Avec un TCAM (taux de croissance annuel moyen) de -3% sur la période 2019-2024, les arrivées touristiques au Maroc restent en dessous de leur potentiel. Les touristes étrangers au Maroc (TES), représentant 86% des arrivées avec 251.439 visiteurs en 2024, ont vu une baisse de 1% par rapport à 2023 et de 5% par rapport à 2019, avec un TCAM de -2%. En revanche, le segment des Marocains résidant à l’étranger (MRE) a connu une hausse de 15% par rapport à 2023.

Pour les nuitées dans les établissements hôteliers classés, les chiffres montrent une augmentation de 6% par rapport à 2019, bien que les nuitées des TES aient diminué de 15% par rapport à 2023. Le TCAM pour les nuitées est de +2%, illustrant un léger redressement qui peut être renforcé par des initiatives stratégiques visant à prolonger les séjours.
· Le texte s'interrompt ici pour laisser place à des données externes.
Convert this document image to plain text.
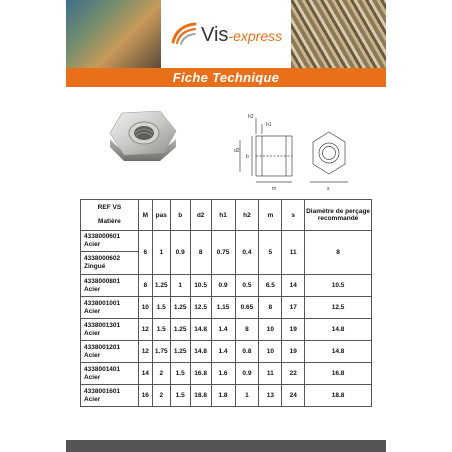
Vis-express
Fiche Technique
h2
h1
b
d2
m	s
REF VS
Matière	M	pas	b	d2	h1	h2	m	s	Diamètre de perçage recommandé

4338000601
Acier	6	1	0.9	8	0.75	0.4	5	11	8

4338000602
Zingué									

4338000801
Acier	8	1.25	1	10.5	0.9	0.5	6.5	14	10.5

4338001001
Acier	10	1.5	1.25	12.5	1.15	0.65	8	17	12.5

4338001301
Acier	12	1.5	1.25	14.8	1.4	8	10	19	14.8

4338001201
Acier	12	1.75	1.25	14.8	1.4	0.8	10	19	14.8

4338001401
Acier	14	2	1.5	16.8	1.6	0.9	11	22	16.8

4338001601
Acier	16	2	1.5	18.8	1.8	1	13	24	18.8
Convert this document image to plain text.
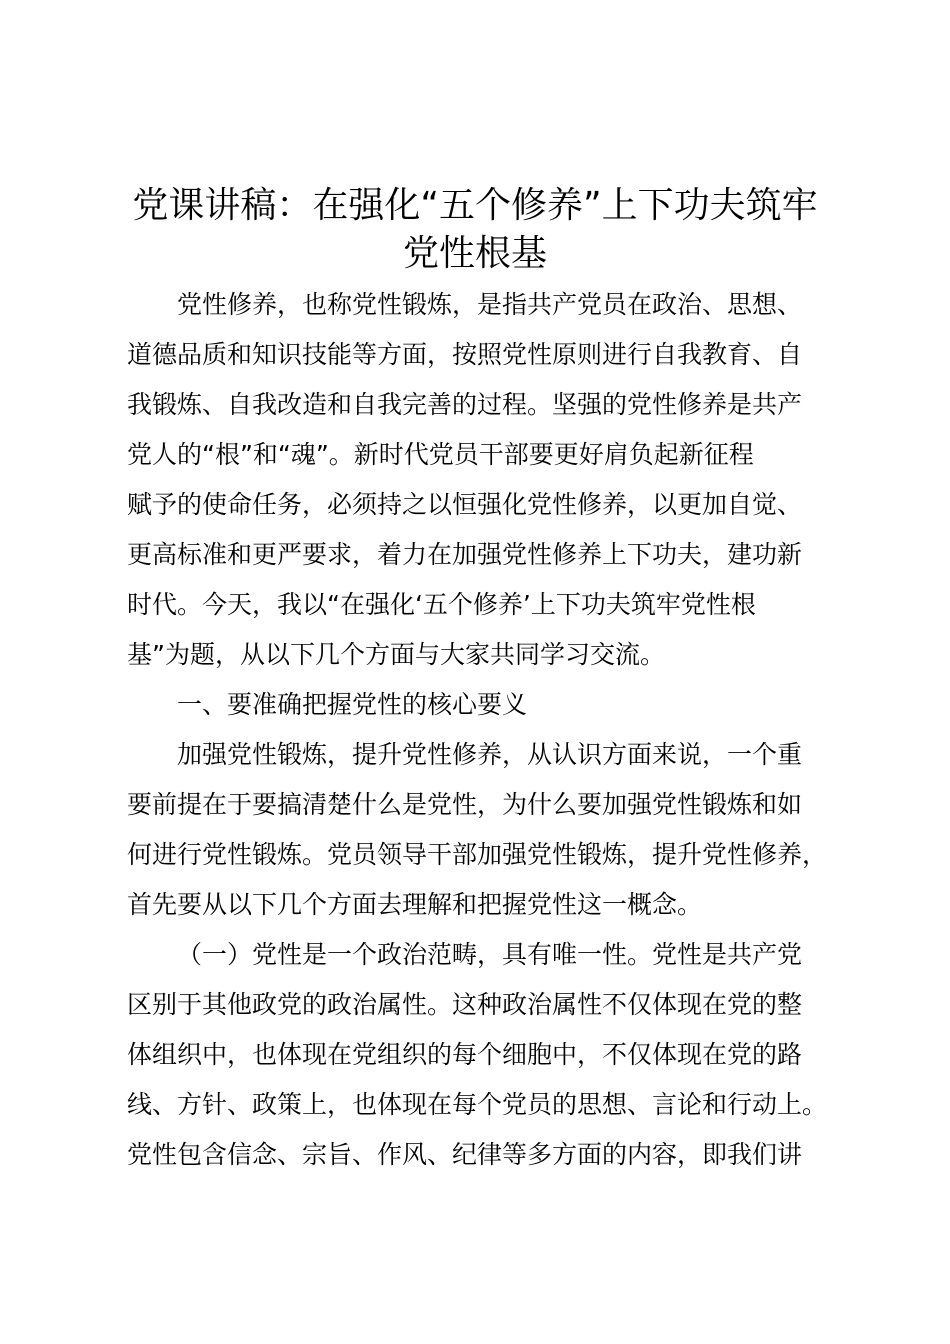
党课讲稿：在强化“五个修养”上下功夫筑牢
党性根基

党性修养，也称党性锻炼，是指共产党员在政治、思想、
道德品质和知识技能等方面，按照党性原则进行自我教育、自
我锻炼、自我改造和自我完善的过程。坚强的党性修养是共产
党人的“根”和“魂”。新时代党员干部要更好肩负起新征程
赋予的使命任务，必须持之以恒强化党性修养，以更加自觉、
更高标准和更严要求，着力在加强党性修养上下功夫，建功新
时代。今天，我以“在强化‘五个修养’上下功夫筑牢党性根
基”为题，从以下几个方面与大家共同学习交流。

一、要准确把握党性的核心要义

加强党性锻炼，提升党性修养，从认识方面来说，一个重
要前提在于要搞清楚什么是党性，为什么要加强党性锻炼和如
何进行党性锻炼。党员领导干部加强党性锻炼，提升党性修养，
首先要从以下几个方面去理解和把握党性这一概念。

（一）党性是一个政治范畴，具有唯一性。党性是共产党
区别于其他政党的政治属性。这种政治属性不仅体现在党的整
体组织中，也体现在党组织的每个细胞中，不仅体现在党的路
线、方针、政策上，也体现在每个党员的思想、言论和行动上。
党性包含信念、宗旨、作风、纪律等多方面的内容，即我们讲
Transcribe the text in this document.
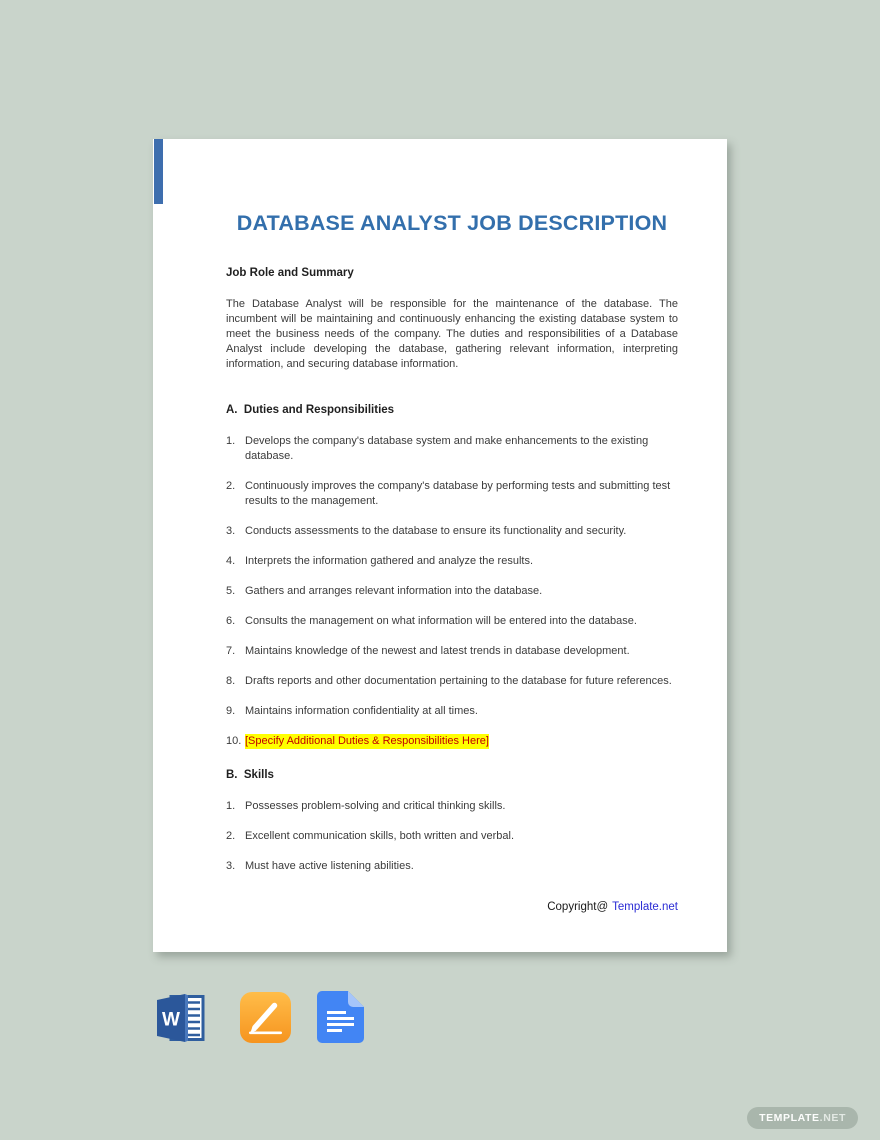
DATABASE ANALYST JOB DESCRIPTION
Job Role and Summary

The Database Analyst will be responsible for the maintenance of the database. The incumbent will be maintaining and continuously enhancing the existing database system to meet the business needs of the company. The duties and responsibilities of a Database Analyst include developing the database, gathering relevant information, interpreting information, and securing database information.

A.  Duties and Responsibilities
1. Develops the company's database system and make enhancements to the existing database.
2. Continuously improves the company's database by performing tests and submitting test results to the management.
3. Conducts assessments to the database to ensure its functionality and security.
4. Interprets the information gathered and analyze the results.
5. Gathers and arranges relevant information into the database.
6. Consults the management on what information will be entered into the database.
7. Maintains knowledge of the newest and latest trends in database development.
8. Drafts reports and other documentation pertaining to the database for future references.
9. Maintains information confidentiality at all times.
10. [Specify Additional Duties & Responsibilities Here]
B.  Skills
1. Possesses problem-solving and critical thinking skills.
2. Excellent communication skills, both written and verbal.
3. Must have active listening abilities.
Copyright@ Template.net
W
TEMPLATE .NET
Le marché américain représente donc un potentiel de croissance important pour le Maroc, mais pour transformer cet intérêt en flux régulier, il est impératif d’adapter l’offre aux attentes spécifiques de cette clientèle. «En renforçant la qualité des services, en diversifiant l’offre au-delà des villes phares, et en développant des partenariats avec des compagnies aériennes, le Maroc peut tirer parti de l’appétit des touristes américains pour des expériences authentiques et immersives. D’autant plus que les États-Unis deviendront le troisième plus grand marché émetteur en 2030, avec 146 millions de touristes, après la Chine (251 millions) et l’Allemagne (151 millions)», conclut Zoubir Bouhoute.